Proposed Mass. law targeting retailers for breaches gets mixed response

Bankers say they're left footing the bill for retailer security mistakes

A proposed Massachusetts bill that would hold retailers financially liable to card-issuing banks for the costs of a security breach is getting a decidedly mixed reaction from different quarters.

Some see it as the somewhat inevitable fallout from a seemingly never-ending spate of data breach disclosures. Others are blasting the proposed plan as unfairly penalizing retailers while letting banks and credit card companies off the hook.

Democratic state Rep. Michael Costello proposed the legislation. It would require retailers that suffer a data breach to reimburse card-issuing banks for the costs involved in blocking and re-issuing cards, closing and opening new accounts, and any other measures they're forced to take because of the breach. Until now, banks and credit unions have typically been forced to assume those costs, which sometimes total more than $30 per card.

The Massachusetts bill is the first of its kind to be proposed in the country, though similar legislation is being considered at the federal level, too. The bill's fate is uncertain and, if it does win approval, it would actually apply to all businesses, including banks and card processing companies operating in Massachusetts, regardless of where they are based.

But it is retailers who are seen as the main targets of the measure, especially since it comes in the aftermath of a massive data breach at The TJX Companies Inc. and a somewhat less serious one at Stop & Shop Supermarket Co.

"This is what happens if industry doesn't respond fast enough to [information security] challenges," said Brian Kilcourse, president of the Retail Systems Alert Group, a Newton, Mass.-based consultancy. A recent survey by the company showed that about 43% of retailers still don't have any sort of incident response plan to deal with breaches such as the one that hit TJX.

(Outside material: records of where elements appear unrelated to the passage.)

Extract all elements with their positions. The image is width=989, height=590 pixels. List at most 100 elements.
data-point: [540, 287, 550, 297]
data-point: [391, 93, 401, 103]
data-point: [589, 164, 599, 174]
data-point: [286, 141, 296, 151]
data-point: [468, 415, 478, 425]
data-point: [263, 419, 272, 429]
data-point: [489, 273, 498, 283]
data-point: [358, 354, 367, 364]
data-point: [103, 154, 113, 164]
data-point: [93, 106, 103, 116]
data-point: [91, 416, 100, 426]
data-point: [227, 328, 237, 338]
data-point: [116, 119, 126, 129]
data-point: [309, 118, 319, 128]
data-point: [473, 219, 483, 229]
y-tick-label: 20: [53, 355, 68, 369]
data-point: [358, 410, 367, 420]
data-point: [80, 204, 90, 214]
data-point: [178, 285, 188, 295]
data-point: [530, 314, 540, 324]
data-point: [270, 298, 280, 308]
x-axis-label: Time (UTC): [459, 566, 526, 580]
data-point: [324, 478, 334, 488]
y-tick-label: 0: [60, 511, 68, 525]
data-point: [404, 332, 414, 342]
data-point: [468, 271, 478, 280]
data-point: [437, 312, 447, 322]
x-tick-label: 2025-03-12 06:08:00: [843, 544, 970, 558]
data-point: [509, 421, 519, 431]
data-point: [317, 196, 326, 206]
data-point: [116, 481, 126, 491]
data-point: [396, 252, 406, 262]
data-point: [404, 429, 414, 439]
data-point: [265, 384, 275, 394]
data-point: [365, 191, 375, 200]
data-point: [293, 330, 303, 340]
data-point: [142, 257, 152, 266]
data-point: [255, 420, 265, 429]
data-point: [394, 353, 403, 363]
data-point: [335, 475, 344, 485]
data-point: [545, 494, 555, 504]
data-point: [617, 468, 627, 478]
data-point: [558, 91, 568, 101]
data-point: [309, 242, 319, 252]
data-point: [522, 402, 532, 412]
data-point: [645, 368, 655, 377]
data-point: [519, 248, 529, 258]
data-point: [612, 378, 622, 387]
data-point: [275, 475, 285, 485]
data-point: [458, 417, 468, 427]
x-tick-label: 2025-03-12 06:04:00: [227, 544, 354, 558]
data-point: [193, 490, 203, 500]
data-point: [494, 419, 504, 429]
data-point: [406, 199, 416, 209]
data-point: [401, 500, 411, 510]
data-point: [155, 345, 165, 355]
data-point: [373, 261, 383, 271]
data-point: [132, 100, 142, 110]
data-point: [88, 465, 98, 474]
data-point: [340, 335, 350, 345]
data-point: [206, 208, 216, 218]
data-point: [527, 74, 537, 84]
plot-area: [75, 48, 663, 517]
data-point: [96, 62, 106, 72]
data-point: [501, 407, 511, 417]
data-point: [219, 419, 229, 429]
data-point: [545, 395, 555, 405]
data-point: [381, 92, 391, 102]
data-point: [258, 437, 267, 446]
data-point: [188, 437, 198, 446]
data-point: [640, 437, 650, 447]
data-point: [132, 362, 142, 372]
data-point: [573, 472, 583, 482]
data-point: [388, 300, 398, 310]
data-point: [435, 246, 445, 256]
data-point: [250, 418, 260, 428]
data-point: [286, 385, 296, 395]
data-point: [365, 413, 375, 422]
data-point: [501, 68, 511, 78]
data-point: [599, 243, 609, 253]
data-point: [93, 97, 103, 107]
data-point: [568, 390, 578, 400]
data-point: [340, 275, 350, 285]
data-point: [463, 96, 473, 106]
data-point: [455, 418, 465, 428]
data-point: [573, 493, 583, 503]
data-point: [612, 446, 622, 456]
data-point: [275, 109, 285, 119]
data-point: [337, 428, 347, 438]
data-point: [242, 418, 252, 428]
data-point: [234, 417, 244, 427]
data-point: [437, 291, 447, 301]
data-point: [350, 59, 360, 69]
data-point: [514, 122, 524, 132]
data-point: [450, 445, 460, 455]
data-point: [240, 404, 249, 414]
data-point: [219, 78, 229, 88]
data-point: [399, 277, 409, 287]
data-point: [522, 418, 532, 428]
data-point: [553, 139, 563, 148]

"It isn't a far stretch of the imagination to think that if the industry cannot regulate itself and cannot follow commercial standards, such as [the Payment Card Industry Data Security Standard], that the government will step in," he said. And the consequence of government intervention could wind up being "something like" the information security requirements required by the Sarbanes-Oxley law, he said.

"It's impressive that Massachusetts has taken the first step forward" in dealing with retail security issues, said Alex Bakman, chief technology officer at security vendor Ecora Software Corp. Despite a considerable push by credit card companies, such as Visa International Inc. and MasterCard International Inc., to push adoption of PCI, a large number of retailers remain noncompliant, he said.

"Unfortunately, in the retail community, they are all trying to keep a lid on any kind of expenditures" and have paid scant attention to information security, he said. "I am very much for this legislation. I think it was inevitable."

Others, though, had a different take.

Jon Hurst, president of the Retailers Association of Massachusetts, blasted the idea and said it is unreasonable to assign 100% of the costs incurred from security breaches on retailers alone.

"We, of course, strongly oppose it," he said. To put in a state law and have it favor the banks is "sending money one way," he said. "That's just plain wrong and we can't accept that," especially because there are multiple parties involved in a payment card transaction.

While retailers need to shore up security, card-issuing banks have their own responsibility for improved user authentication and for reducing fraudulent card use on their networks, Hurst said. "It would be one thing if the issuing banks were also held 100% responsible [for losses incurred by retailers] when a card is fraudulently used."

What also makes the proposed bill egregious is the fact that credit card companies and banks are already recovering fraud-related costs upfront from retailers via the so-called interchange fees associated with card use, he said. Contractual agreements between all parties in the payment card chain also ensure that merchants that suffer breaches already pay for the costs involved in dealing with it.

"What the bill is suggesting is a third level of recovery and that is just unacceptable," Hurst said.

John Pescatore, an analyst at Gartner Inc., echoed similar concerns.

"Okay, merchants should be doing a much better job of protecting their data and that is why there's PCI," Pescatore said. But credit card companies and banks also need to do more to make payment card transactions more secure via measures such as the PIN and chip-based transactions that are already in use in Europe. So far, though, they have been unwilling to make the investments necessary for those kinds of measures and instead appear more keen to go after retailers who already bear a lot of the costs, he said.

"I think this is a reactive piece of legislation," said Cathy Hotka, president of Cathy Hotka & Associates, a retail consultancy in Washington. "I am not sure how persuasive the argument is to punish retailers," when so many others are also involved in a payment card transaction, she said.

Adam Martignetti, chief of staff at Costello's office, said the impetus for the bill comes from growing identity theft concerns spawned by breaches such as the one disclosed by TJX. "This came out of our conversations with the Massachusetts Bankers Association," he said. "We just felt there was a need for an incentive for all people who hold [customer data] to hold it safely and securely with all the right security protocols that are available. If that incentive had to be a financial one, then so be it."

The proposal has been sent to the Consumer Protection Committee, which will hold public hearings and make a recommendation on whether it should be voted on, Martignetti said. Similar legislation was proposed by Costello two years ago, but that bill never made it to the House floor for a vote. This time around, it should get more attention because of the concerns sparked by the TJX incident, he said.